An echo is a real sound.

Skulls of the Unknown

I have never seen the bones of a person I knew in life. I was studying the skeletons of unknown strangers — in some cases, not even a professor or department can be sure of their provenance beyond a vague history of their acquisition before modern medical ethics. Other times, there's a paperwork trail that ultimately goes cold for the privacy of the willing "donor." These bones are relics of unknown saints.

And here, we again encounter wonder. Through these bones, I've felt wonder in both senses: amazement, and a sense of unknowing. The skull could have come from any one of billions of people I never met. The anonymity of the drop lays bare the vastness of the ocean.

I felt responsibility to the bones' originators. They had already given me so much. How to express my reverence and gratitude knowing so little about what they'd have wanted?

The best I could do is to learn about the people. Bones are remarkably good at that. Sutures narrow down age, tooth wear tells you a bit about diet, pathologies reveal some diseases, and tiny anatomical variations can even hint at the person's ancestry. Study may have been the highest honor I could earnestly give. I learned a lot from those skeletons, and I enjoyed it. That's what I'd want someone to do with my bones.

Problematic Provenance

It still nags at me that I don't know how some of the bones landed where I could access them. Some study skeletons historically came from executed criminals, some were imported from India, some were robbed from graves, and many are from who-knows-where. Skeleton dealing was a shady business for a long time. When I worked at a science museum, one visitor claimed to have studied anatomy on bodies, plural, from an unspecified pygmy tribe in Africa3.

I watched a really good documentary videoessay the other day. It's about the Pernkopf Atlas, an anatomical reference volume made by Nazis. Its creators likely based some of the drawings on the bodies of Holocaust victims. It's horrifying, though no moreso than the rest of the Holocaust. The unique problem is that the Pernkopf Atlas is a really good reference, the best available for some disciplines. It's so detailed that 9% of maxillofacial surgeons still reported using it as of 2020. I don't have much to add about the Atlas, and you should watch the video.

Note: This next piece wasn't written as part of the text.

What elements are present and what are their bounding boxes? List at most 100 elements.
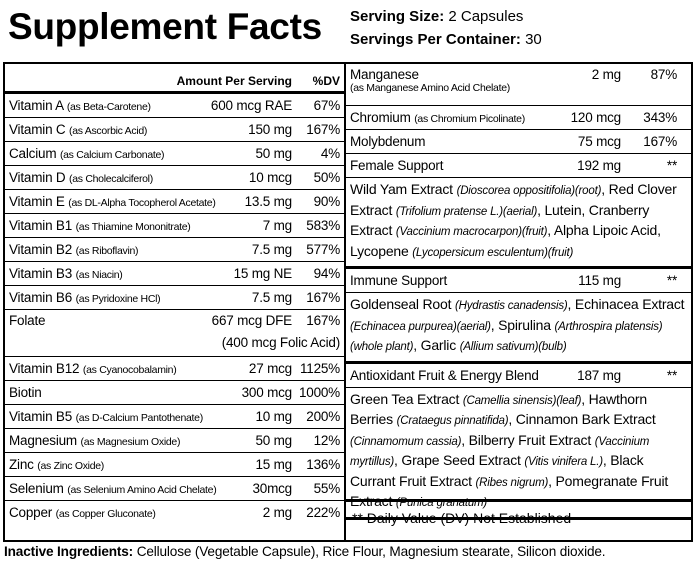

The study skulls I used were not likely from people murdered, but some were very possibly from people who didn't know where their bodies were headed. I hope that my appreciation somehow gives their fate more meaning.

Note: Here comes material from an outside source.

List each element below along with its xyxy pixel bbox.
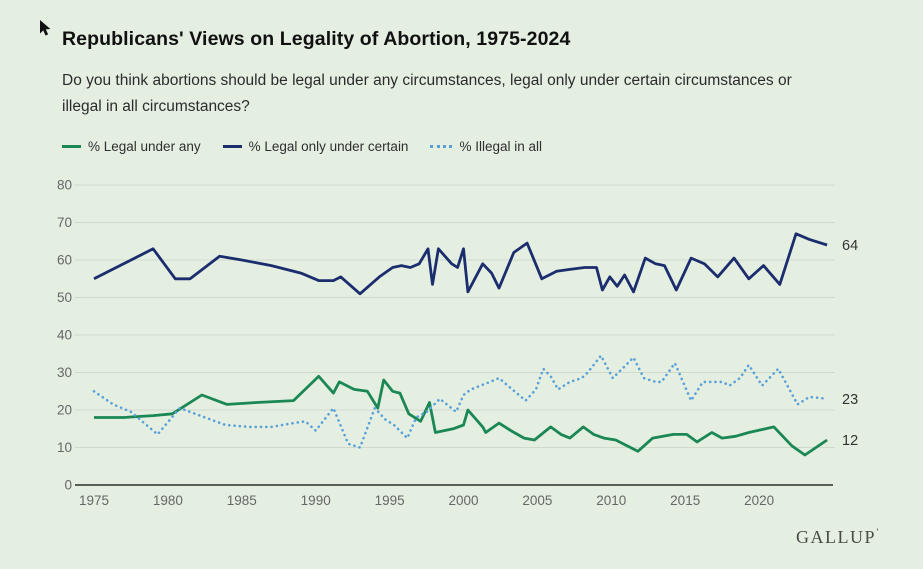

One of my old professors, now emeritus, will know more the osteological collection we worked from. I've reached out in hopes she'll have info about the specimens' provenance.


Footnotes

  1. See the Humanist Manifesto, Ninth and Tenth statements

  2. Babies are pretty good too.

  3. He also called himself a "bone doctor" and couldn't tell a bonobo's humerus from its femur. So, a grain of salt.